11. In DANAMMA @ SUMAN SURPUR vs. AMAR , wherein the Supreme Court considered the scope of amended provision of Section 6 of the Hindu Succession Act, vide (Act 39 of 2005) including the authoritative pronouncement case law in PRAKASHs case, (1 supra), but the said judgments are not relevant for the purpose of deciding this case as lower appellate Court granted relief to parties under Section 8 of Hindu Succession Act holding that suit property as self acquired property and the plea of appellants is also that suit schedule property is self-acquired property. The contention of appellants is that the father of parties died before Central Act 39/2005 came into force, as such the same is not applicable to present case and also need not be gone into as relief is granted under Section 8 of the Act.

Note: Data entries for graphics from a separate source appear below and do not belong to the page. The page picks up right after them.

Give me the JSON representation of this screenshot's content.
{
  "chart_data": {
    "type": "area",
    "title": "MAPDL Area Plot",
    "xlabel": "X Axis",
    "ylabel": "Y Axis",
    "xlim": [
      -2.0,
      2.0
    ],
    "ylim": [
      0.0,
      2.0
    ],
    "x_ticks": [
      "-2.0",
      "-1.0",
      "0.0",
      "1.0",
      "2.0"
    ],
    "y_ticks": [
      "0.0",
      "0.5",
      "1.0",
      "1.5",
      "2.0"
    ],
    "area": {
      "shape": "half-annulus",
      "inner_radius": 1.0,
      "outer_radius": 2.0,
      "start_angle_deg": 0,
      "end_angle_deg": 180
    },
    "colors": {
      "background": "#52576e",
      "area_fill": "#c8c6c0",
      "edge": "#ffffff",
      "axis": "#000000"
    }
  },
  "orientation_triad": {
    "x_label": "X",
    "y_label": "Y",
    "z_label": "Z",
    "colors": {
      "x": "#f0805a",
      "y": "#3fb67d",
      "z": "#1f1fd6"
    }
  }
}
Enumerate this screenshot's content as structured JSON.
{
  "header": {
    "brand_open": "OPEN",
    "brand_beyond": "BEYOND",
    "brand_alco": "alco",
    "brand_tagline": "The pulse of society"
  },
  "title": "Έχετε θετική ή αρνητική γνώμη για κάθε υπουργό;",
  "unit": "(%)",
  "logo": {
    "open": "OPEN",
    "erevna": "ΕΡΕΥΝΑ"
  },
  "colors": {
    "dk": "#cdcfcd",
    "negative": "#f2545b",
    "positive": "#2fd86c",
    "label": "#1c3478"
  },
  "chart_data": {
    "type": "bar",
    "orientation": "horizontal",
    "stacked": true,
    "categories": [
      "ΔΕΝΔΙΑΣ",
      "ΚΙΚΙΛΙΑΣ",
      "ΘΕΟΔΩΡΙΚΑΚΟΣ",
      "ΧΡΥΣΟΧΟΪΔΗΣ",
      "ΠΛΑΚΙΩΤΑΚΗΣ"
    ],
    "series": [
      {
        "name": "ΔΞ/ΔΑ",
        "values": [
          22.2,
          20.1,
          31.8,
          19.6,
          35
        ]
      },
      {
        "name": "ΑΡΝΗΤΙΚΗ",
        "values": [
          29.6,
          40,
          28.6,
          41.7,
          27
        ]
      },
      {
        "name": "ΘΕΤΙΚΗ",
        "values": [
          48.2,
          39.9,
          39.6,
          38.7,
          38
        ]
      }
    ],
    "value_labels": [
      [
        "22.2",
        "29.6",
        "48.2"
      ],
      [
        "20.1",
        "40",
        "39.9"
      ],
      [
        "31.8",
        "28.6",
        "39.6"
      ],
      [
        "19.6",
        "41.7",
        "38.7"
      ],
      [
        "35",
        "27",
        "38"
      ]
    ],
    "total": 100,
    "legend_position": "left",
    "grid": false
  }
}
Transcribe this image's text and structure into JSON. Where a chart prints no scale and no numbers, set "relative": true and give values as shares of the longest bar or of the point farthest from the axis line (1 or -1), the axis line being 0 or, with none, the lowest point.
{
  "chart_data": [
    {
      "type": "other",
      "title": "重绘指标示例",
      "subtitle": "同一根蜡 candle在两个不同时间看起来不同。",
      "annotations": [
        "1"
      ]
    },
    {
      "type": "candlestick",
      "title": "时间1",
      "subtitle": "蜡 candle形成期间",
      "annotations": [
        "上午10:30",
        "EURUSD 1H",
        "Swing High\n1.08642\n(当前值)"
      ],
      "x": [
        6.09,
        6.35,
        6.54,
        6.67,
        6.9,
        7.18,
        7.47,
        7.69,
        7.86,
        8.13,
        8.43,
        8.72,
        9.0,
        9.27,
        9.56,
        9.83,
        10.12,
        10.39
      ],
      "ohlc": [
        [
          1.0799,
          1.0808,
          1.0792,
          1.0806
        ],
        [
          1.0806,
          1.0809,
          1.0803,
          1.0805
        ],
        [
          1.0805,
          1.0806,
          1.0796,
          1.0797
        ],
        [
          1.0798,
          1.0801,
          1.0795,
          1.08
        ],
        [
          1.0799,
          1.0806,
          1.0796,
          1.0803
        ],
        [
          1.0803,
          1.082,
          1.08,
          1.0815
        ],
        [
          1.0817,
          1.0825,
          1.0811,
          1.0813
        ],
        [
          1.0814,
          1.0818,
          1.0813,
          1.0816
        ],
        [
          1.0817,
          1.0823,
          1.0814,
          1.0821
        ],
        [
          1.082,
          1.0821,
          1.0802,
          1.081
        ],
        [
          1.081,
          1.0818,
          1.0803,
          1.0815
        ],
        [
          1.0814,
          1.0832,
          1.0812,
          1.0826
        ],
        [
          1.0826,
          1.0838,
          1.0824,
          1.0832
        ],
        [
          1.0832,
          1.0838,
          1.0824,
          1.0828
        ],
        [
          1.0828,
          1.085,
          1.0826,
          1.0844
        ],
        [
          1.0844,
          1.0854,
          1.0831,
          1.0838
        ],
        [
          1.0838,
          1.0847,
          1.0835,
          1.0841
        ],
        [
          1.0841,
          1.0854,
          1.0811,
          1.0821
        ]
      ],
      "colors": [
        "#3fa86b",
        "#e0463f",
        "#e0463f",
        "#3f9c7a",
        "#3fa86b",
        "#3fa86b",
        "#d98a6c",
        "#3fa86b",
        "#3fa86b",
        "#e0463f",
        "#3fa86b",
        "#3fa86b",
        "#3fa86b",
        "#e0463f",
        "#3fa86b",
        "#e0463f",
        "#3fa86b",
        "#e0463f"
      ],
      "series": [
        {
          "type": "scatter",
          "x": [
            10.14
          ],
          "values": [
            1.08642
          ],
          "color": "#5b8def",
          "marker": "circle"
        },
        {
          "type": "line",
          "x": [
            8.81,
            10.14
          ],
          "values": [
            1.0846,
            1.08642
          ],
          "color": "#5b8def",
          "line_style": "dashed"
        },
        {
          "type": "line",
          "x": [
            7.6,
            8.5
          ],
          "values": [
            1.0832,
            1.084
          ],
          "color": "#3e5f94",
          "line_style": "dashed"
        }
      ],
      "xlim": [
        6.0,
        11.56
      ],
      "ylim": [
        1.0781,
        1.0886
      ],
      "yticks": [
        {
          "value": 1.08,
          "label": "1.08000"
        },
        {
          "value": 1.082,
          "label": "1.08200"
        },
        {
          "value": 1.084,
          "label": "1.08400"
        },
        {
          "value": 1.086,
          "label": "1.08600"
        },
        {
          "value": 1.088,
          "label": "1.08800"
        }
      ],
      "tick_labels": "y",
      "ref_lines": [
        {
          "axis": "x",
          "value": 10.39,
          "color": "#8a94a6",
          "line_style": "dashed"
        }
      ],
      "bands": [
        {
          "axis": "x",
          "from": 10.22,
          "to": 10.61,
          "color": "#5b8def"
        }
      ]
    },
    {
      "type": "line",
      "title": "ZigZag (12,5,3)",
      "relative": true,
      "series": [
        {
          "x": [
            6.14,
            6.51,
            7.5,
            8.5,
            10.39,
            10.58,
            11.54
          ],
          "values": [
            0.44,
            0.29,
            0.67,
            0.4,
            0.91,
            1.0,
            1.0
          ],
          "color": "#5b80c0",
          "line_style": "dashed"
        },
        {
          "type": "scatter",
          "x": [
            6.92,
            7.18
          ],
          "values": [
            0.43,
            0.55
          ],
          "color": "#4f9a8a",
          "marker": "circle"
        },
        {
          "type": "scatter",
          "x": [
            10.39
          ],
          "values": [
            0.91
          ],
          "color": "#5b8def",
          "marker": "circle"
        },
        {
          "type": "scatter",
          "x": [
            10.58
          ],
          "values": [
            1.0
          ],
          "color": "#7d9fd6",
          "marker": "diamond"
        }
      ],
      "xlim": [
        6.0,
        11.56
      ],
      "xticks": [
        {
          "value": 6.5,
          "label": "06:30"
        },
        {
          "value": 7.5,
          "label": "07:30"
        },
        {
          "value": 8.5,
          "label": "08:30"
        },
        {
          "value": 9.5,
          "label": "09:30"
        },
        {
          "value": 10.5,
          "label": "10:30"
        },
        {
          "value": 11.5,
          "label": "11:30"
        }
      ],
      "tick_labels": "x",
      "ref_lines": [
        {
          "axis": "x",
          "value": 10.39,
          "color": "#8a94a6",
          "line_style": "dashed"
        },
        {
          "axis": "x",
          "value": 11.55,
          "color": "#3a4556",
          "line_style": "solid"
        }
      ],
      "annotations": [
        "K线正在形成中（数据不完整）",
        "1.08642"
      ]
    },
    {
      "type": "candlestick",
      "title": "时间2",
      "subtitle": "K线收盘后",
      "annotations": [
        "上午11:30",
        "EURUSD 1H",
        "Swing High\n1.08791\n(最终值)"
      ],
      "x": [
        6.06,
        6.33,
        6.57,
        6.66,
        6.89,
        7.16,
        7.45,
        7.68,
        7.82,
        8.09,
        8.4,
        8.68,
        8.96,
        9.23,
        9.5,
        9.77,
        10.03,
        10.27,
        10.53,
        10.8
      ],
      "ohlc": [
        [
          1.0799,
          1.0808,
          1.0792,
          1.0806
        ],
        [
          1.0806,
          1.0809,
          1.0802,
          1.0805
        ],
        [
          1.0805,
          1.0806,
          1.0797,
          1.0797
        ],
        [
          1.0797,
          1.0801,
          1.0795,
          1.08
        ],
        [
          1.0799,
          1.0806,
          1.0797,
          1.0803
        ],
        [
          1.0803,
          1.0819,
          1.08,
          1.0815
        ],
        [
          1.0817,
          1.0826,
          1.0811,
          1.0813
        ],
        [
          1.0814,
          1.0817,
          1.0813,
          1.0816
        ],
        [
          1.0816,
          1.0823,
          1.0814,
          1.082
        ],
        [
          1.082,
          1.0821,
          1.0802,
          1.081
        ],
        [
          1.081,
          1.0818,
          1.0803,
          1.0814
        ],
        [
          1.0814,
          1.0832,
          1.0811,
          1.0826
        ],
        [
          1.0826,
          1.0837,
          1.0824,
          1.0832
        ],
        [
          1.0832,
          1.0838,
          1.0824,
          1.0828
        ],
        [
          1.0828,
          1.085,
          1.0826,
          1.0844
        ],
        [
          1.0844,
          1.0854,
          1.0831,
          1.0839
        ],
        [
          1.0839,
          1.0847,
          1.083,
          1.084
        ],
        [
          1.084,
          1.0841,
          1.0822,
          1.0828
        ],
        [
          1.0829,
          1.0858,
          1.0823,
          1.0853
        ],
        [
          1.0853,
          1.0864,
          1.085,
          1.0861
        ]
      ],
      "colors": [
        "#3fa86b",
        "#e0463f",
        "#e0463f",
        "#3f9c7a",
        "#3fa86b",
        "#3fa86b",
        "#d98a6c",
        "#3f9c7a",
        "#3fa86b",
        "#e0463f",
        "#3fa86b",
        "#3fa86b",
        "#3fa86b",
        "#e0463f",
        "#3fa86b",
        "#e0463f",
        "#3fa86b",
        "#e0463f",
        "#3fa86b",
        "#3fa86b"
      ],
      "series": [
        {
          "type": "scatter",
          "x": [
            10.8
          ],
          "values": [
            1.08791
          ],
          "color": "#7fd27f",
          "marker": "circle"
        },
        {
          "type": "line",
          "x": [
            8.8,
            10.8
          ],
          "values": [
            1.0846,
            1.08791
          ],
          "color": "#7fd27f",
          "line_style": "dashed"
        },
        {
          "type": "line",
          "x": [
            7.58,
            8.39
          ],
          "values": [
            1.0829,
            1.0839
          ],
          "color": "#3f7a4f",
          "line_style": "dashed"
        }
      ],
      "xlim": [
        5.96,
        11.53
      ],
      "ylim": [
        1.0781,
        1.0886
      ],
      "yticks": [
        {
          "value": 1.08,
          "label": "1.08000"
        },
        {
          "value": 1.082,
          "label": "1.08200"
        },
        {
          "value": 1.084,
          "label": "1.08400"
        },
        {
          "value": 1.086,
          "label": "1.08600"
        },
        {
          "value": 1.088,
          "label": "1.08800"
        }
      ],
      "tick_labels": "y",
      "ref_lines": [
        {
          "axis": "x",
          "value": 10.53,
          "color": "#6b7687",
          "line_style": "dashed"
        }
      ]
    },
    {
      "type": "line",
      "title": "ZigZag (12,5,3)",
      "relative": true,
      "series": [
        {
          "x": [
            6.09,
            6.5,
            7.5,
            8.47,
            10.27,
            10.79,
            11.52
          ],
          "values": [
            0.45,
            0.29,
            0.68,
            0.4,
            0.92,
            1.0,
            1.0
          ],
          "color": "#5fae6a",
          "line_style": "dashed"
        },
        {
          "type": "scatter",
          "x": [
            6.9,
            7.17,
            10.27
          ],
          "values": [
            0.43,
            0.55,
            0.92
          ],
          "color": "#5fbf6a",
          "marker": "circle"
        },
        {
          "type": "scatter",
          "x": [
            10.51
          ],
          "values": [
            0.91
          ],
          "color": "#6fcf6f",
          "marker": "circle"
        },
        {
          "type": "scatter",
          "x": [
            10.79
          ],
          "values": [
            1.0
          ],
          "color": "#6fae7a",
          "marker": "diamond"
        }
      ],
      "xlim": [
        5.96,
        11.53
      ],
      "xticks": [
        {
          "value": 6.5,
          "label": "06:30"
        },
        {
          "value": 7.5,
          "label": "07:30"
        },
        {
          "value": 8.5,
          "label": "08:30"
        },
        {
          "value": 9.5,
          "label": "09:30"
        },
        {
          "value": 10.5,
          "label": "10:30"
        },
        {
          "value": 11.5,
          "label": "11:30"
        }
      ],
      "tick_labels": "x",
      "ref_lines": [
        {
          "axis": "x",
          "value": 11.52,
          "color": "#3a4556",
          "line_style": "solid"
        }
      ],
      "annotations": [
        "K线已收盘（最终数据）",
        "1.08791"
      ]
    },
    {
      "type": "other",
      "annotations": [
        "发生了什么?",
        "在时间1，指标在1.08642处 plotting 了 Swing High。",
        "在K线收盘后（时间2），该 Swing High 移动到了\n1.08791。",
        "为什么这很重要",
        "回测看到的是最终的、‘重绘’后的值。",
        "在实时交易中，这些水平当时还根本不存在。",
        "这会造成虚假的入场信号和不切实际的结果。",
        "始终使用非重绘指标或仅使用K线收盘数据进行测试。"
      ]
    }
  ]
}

12. The other contentions of the appellants counsel that the burden of disproving the Will dated 15-5-1999 was on the plaintiffs, was correctly answered by both the Court below.
The burden lies on the defendants in view Section 67 of the Evidence Act and there is a special procedure prescribed for proof of execution of a Will under Section 68 of the Evidence Act, and in such view of the matter, the burden is on the defendants to prove the execution of Will. The applicability of the Act 39 of 2005 is also not required to be gone into, as no relief is granted on that basis. The reasoning adopted by the lower appellate Court is based on acceptable evidence and cogent reasons are assigned for coming to such conclusion.
13. In the circumstances, no question of law, muchless substantial question of law is involved in this second appeal and it is accordingly dismissed, at the admission stage itself. Miscellaneous petitions, if any, pending shall stand closed. No order as to costs.
____________________________ A.RAJASHEKER REDDY, J Dated:16-04-2018.